I would like to write a parallel for loop over files in a directory tree, open them and do some long computation. I started writing something like this:
@threads for (root, dirs, files) in walkdir(path)
open_and_process(files)
end
which does not work because length(::Channel{Any}) does not exist — understandable. It’s easy then to fix this with @spawn:
for (root, dirs, files) in walkdir(path)
@spawn open_and_process(files)
end
and wait for the tasks to complete in a second step. This second solution, however, does not seem to consider the JULIA_NUM_THREADS variable, in contrast to the @threads macro. Limiting the number of available threads is essential in my application, as I’m running on a cluster with dozens of cores and using all of them causes “too many open files” errors to pop up.

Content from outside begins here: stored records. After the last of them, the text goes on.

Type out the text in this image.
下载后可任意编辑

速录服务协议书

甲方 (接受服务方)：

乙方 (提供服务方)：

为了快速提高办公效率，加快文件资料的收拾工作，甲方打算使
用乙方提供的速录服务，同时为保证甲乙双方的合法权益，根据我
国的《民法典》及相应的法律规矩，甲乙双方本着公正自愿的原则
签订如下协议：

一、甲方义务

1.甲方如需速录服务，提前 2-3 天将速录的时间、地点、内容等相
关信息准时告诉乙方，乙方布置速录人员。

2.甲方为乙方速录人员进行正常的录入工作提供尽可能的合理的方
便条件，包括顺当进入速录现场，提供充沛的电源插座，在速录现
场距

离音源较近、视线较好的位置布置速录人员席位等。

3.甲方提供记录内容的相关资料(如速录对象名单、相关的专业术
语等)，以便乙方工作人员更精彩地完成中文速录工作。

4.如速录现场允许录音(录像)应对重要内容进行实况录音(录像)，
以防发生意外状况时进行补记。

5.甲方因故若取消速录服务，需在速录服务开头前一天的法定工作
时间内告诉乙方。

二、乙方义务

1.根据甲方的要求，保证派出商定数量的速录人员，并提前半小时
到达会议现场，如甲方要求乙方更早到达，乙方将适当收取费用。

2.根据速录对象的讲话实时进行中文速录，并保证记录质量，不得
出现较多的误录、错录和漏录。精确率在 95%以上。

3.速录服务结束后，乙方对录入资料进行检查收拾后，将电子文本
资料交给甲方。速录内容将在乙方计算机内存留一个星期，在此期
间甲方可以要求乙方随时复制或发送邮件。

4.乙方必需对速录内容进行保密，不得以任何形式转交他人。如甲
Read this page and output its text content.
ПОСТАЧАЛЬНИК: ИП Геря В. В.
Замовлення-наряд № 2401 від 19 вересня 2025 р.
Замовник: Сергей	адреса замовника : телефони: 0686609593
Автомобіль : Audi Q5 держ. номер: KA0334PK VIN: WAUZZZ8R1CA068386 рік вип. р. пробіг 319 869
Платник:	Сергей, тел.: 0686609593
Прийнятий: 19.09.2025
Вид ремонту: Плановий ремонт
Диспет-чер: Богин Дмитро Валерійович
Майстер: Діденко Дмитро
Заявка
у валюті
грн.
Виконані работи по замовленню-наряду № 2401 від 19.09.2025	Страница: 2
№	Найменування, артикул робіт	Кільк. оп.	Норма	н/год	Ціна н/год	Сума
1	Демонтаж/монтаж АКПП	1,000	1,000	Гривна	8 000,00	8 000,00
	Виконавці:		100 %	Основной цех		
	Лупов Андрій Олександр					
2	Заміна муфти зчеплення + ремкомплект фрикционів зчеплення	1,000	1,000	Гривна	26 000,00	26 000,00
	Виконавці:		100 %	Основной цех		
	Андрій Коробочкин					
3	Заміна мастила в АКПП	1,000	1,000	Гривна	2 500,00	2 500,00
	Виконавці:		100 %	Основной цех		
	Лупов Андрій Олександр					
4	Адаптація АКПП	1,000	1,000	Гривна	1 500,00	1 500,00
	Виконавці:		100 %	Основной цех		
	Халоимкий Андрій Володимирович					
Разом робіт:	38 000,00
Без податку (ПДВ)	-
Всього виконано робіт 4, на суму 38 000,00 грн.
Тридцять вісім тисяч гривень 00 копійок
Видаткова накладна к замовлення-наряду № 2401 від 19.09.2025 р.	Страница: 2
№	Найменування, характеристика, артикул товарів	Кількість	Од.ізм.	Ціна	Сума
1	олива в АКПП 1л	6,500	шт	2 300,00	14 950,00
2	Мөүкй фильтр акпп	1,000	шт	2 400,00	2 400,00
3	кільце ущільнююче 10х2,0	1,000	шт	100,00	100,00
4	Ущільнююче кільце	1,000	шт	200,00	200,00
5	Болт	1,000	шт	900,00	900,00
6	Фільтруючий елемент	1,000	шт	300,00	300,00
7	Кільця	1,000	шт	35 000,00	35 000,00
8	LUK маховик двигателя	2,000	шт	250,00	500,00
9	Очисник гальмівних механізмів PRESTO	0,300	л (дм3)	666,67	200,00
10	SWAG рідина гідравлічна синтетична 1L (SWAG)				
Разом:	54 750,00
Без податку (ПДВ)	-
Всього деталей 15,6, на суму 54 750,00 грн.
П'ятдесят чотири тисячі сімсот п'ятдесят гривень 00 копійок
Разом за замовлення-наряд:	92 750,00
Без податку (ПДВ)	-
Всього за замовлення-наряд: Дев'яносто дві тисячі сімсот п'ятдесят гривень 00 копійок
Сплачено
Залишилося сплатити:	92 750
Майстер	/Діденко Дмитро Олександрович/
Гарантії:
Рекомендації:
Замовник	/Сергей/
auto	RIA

I see two ways of fixing this: 1) get a list of files beforehand, store them into an array and go back using @threads. 2) implement a bit of logic to @spawn a part of the tasks and wait for them to complete in an intermediate step before starting to spaw again.
Is there a simpler solution I’m not considering here?
(Julia version 1.4.1)
EDIT: a remark to option 1: since the file list is long and the disk I’m working on is rather slow, gathering the files in a list takes quite a bit of time. Not starting tasks as the files come makes it a little less efficient, from this point of view.